Ultrahigh energy density and thermal stability in sandwich-structured nanocomposites with dopamine@Ag@BaTiO3

Abstract The progress in advanced dielectrics by tremendously enhancing the discharge energy densities is of great importance for the current electronic power systems. Herein, we report heterogeneous sandwich-structured nanocomposites with low nanofillers content, which offered the ultrahigh discharge energy density (Ue) of 21.03 ​J/cm3 at 592.1 ​MV/m. This energy density is the highest reported until now, with similar nanoparticle content and equivalent electric field. We used linear-type polyetherimide as the outer two layers, which offered insulation of charge injection from electrodes, reduced polymer free-volume, improved breakdown strength, and enhanced the overall thermo-mechanical stability. Besides, dopamine@Ag@BaTiO3 nanoparticles (DA@Ag@BT NPs)-modified ferroelectric-type polyvinylidene fluoride is employed as the middle layer for rendering higher polarizability and additionally increased breakdown strength due to well-known Coulomb blockade effect. Finite element simulations showed reduced local electric field in the outer, as well as middle layer matrixes, indicating higher breakdown strength and consequently higher energy storage prospects of heterogeneous sandwich-structured nanocomposites.
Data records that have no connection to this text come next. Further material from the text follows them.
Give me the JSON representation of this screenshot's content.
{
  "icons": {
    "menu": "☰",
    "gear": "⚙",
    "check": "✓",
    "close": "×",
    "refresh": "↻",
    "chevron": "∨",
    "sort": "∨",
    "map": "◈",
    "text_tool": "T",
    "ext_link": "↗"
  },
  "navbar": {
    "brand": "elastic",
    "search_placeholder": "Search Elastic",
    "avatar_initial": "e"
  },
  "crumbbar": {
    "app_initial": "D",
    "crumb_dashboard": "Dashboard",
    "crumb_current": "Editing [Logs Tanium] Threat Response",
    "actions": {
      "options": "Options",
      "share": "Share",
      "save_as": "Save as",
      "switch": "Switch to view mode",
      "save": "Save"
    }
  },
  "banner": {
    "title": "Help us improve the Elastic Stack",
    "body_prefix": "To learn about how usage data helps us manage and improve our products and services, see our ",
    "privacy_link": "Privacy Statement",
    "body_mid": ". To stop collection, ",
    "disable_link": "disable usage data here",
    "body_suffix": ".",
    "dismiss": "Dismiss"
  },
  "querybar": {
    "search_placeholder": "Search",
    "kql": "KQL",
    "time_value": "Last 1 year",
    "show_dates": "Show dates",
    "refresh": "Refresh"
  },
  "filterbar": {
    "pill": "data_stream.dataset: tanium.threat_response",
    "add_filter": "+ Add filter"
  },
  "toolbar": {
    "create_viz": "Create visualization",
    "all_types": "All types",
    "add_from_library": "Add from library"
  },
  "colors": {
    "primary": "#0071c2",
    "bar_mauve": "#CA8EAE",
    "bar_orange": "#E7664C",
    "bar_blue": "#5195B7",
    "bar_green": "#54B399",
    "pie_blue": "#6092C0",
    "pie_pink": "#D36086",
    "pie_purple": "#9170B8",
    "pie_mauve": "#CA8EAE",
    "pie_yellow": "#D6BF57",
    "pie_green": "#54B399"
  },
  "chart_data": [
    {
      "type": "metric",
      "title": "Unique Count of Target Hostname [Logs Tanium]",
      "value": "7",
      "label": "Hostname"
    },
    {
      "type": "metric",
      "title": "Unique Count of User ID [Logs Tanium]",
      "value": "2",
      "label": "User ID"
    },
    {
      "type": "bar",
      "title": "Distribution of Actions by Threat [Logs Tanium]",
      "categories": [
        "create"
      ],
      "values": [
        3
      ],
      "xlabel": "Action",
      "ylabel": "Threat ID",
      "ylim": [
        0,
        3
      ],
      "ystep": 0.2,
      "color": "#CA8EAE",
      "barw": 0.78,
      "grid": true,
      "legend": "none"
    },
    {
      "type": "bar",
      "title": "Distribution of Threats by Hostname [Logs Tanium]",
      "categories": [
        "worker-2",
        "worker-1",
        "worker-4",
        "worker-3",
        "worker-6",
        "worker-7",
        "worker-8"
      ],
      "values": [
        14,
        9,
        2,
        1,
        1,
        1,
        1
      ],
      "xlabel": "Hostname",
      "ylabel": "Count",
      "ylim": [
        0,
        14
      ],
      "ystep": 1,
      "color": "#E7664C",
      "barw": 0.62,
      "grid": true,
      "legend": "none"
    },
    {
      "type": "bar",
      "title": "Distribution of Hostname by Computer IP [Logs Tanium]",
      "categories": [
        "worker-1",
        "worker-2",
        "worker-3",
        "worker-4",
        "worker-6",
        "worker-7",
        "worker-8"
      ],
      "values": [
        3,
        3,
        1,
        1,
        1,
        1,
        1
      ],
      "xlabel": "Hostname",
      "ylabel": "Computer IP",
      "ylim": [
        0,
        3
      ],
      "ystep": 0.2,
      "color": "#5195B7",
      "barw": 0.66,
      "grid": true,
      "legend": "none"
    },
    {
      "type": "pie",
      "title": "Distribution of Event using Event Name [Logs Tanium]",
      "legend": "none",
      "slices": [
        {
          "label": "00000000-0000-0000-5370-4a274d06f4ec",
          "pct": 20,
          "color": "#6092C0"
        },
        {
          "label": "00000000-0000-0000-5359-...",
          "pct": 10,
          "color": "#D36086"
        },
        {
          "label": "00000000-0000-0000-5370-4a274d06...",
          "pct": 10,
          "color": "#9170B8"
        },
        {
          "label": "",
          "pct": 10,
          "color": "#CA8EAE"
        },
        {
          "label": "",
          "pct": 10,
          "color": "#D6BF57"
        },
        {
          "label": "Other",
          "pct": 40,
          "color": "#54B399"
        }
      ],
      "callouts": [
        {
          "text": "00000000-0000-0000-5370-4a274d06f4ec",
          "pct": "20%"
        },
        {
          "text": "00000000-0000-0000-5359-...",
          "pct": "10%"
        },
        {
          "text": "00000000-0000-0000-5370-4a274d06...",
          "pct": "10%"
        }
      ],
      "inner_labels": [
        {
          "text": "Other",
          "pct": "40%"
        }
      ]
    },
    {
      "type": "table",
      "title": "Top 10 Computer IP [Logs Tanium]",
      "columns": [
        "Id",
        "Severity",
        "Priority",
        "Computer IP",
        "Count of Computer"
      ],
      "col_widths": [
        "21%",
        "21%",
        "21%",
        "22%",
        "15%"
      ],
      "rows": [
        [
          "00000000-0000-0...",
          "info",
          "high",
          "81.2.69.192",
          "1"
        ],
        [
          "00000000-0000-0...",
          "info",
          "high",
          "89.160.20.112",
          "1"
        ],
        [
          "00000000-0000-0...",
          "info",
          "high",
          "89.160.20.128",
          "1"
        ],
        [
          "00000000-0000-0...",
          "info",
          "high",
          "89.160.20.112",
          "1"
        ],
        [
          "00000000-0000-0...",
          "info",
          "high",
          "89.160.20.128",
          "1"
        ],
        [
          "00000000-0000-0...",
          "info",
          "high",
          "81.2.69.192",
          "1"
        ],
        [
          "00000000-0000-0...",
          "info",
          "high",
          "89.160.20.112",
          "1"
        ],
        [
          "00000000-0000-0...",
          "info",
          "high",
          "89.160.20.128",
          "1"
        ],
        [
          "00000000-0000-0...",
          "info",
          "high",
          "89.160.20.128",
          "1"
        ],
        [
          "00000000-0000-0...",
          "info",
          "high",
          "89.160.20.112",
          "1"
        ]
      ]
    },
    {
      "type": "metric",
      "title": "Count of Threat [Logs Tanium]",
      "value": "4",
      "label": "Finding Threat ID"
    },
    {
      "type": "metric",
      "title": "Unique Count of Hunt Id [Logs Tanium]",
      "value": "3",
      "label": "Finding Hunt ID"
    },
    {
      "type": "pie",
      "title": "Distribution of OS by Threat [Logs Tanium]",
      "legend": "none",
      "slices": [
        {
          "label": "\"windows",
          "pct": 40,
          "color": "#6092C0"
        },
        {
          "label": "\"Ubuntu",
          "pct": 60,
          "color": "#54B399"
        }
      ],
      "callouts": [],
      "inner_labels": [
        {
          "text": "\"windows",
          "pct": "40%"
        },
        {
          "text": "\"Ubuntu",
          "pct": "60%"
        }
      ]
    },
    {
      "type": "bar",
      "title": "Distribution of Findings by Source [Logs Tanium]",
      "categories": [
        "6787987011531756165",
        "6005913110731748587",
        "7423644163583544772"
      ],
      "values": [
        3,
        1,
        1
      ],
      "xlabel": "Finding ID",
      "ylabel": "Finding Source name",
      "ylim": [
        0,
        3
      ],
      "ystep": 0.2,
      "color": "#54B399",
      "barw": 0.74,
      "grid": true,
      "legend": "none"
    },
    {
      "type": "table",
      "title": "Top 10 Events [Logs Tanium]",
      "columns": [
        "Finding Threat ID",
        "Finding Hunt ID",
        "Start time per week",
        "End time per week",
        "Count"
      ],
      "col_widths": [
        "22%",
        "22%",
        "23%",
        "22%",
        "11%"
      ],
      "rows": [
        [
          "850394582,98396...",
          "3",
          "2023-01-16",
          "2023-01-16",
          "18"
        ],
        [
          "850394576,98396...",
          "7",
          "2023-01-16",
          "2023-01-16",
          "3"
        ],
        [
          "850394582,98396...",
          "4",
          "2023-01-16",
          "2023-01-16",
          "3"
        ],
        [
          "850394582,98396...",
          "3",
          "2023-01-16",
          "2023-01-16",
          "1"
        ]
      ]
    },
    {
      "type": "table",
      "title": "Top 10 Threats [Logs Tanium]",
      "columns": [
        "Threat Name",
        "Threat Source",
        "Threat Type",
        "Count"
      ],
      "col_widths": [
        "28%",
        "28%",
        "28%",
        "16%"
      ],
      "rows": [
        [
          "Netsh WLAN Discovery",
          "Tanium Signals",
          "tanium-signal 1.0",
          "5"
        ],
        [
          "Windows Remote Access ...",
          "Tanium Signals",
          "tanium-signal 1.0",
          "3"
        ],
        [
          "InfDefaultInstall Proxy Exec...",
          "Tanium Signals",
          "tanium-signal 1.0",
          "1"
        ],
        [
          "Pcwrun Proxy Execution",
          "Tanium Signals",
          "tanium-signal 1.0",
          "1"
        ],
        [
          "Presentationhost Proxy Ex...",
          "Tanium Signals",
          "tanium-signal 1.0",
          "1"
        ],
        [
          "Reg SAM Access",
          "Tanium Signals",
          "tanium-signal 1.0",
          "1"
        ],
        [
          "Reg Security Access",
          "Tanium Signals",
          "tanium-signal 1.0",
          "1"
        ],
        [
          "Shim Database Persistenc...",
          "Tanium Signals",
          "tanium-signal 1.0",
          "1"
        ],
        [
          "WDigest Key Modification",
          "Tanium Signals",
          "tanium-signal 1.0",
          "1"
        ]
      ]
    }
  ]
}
The energy storage results at high temperatures demonstrated its significant thermal stability until 170 ​°C. Overall, this contribution not only paves the new way for developing industrially viable low nanofillers-concentrated flexible dielectric films but also provides the insight of polarization mechanism and electric breakdown in heterogeneous sandwich-structured dielectric materials.